Nuovi elementi vengono forniti dalla seconda persona chiamata dell’accusa. Michela, 35enne esperta di grafica con un passato, durato qualche mese, da prostituta. Il suo è un nome di fantasia ma reali, almeno a suo dire, sono le ricostruzioni che fornisce. A partire dalla figura di Nicolò Santonocito, coinvolto nel blitz della polizia nel 2012 e vecchia conoscenza delle forze dell’ordine. «Ero stata chiamata come figurante di sala nel locale Harmony di Misterbianco», racconta la donna. L’obiettivo era «intrattenere il cliente ma senza andare oltre», precisa. In realtà in via Madonna Ammalati si sarebbe fatto altro, nonostante a gestire il locale fosse una associazione culturale. «Ma di culturale non c’era niente in quel posto – aggiunge Michela -. Mi dissero che dovevo andare a letto con i clienti». A fare da ponte per arrivare a una richiesta simile sarebbe stata la prima testimone sentita in aula, la stessa dei tanti non ricordo. «Ha avuto il ruolo di aggancio, mi disse che al massimo avrei ballato sul cubo ma lei già si prostituiva all’Harmony».

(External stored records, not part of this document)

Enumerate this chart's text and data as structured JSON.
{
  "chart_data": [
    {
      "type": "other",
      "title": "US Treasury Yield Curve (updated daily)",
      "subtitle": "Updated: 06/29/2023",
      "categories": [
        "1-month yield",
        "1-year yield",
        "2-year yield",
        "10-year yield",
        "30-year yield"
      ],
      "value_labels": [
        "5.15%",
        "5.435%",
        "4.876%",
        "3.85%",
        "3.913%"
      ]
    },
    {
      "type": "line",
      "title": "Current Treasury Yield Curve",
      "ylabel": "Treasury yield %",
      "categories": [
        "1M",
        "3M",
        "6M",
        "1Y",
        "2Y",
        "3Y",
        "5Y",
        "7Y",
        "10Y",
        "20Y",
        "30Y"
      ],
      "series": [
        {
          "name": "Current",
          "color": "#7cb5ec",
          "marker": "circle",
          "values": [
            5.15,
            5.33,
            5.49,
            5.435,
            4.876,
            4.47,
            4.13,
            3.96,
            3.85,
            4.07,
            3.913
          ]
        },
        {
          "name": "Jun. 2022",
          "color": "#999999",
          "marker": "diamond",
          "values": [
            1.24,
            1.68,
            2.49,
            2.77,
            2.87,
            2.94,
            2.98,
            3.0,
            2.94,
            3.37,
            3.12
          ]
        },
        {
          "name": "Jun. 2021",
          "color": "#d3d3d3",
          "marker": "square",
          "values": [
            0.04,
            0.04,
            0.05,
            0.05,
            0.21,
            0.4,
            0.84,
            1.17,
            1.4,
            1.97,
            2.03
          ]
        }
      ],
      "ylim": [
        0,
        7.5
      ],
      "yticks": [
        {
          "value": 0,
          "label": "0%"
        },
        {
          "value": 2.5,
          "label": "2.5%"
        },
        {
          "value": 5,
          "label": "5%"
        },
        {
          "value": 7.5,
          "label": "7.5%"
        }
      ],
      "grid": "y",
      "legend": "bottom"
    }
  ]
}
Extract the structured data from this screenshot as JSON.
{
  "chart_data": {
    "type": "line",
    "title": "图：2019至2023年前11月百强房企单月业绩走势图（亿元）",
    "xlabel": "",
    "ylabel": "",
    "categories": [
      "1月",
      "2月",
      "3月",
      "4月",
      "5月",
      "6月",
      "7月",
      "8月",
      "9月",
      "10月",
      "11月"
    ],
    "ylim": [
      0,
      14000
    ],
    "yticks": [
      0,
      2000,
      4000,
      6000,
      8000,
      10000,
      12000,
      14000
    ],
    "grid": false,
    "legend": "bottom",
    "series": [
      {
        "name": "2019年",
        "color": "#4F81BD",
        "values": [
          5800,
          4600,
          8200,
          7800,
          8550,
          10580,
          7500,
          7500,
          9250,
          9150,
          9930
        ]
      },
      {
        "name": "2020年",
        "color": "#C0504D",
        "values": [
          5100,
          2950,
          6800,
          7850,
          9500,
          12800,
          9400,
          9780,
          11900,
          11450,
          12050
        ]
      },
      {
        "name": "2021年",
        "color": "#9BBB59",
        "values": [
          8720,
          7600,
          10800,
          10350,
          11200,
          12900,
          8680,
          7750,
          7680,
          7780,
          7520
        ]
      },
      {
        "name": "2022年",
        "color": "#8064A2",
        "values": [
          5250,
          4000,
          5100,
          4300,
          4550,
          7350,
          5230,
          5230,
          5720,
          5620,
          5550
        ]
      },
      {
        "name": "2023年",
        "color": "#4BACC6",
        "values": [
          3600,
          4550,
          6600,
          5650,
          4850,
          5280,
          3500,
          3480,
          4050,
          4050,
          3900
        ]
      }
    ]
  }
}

In questo modo la 35enne, che durante quel periodo aveva scelto il nome d’arte Giulia, avrebbe iniziato a prostituirsi. «La retribuzione che mi veniva data per ogni cliente era di 30 euro ma non mi pagavano direttamente loro». Particolare che farebbe presumere l’esistenza di giri di denaro più consistenti. La testimone è un fiume in piena e svela ulteriori retroscena su una presunta visita al Giardino di Giulia. «Era come Misterbianco: un bordello. Quella sera andai con due clienti e basta, a pagarmi fu Nicolò. Chi entrava in quel posto lo faceva solo per un motivo». In mezzo a questi racconti c’è anche il sistema con il quale sarebbero stati gestiti gli ingressi. «I singoli pagavano 100 euro mentre le coppie 50». Di fatto, stando anche alla ricostruzione degli inquirenti, nei locali ci sarebbero stati più appartenenti alla prima categoria rispetto alla seconda. «Dentro le finte coppie si occupavano di adescare gli uomini soli», prosegue.
Il racconto dell’ex prostituta converge anche sul rapporto con la prima persona chiamata a rispondere alle domande di accusa e avvocati. Le due in aula si incrociano solo per pochi secondi. «Dopo il sequestro dei locali mi contattò per parlare di quanto era accaduto, erano passate due settimane dagli arresti. Ci siamo viste ma volevo chiudere tutti i contatti e non ci siamo più incontrate e oggi, dopo anni, non ci siamo nemmeno salutate. Lei organizzava festini anche fuori dal club». L’ultima domanda, prima di essere congedata, è della presidente della corte: «Ha visto se oggi la signora era accompagnata da qualcuno?», «Sì – risponde -, con lei c’era un uomo, ma non lo conosco».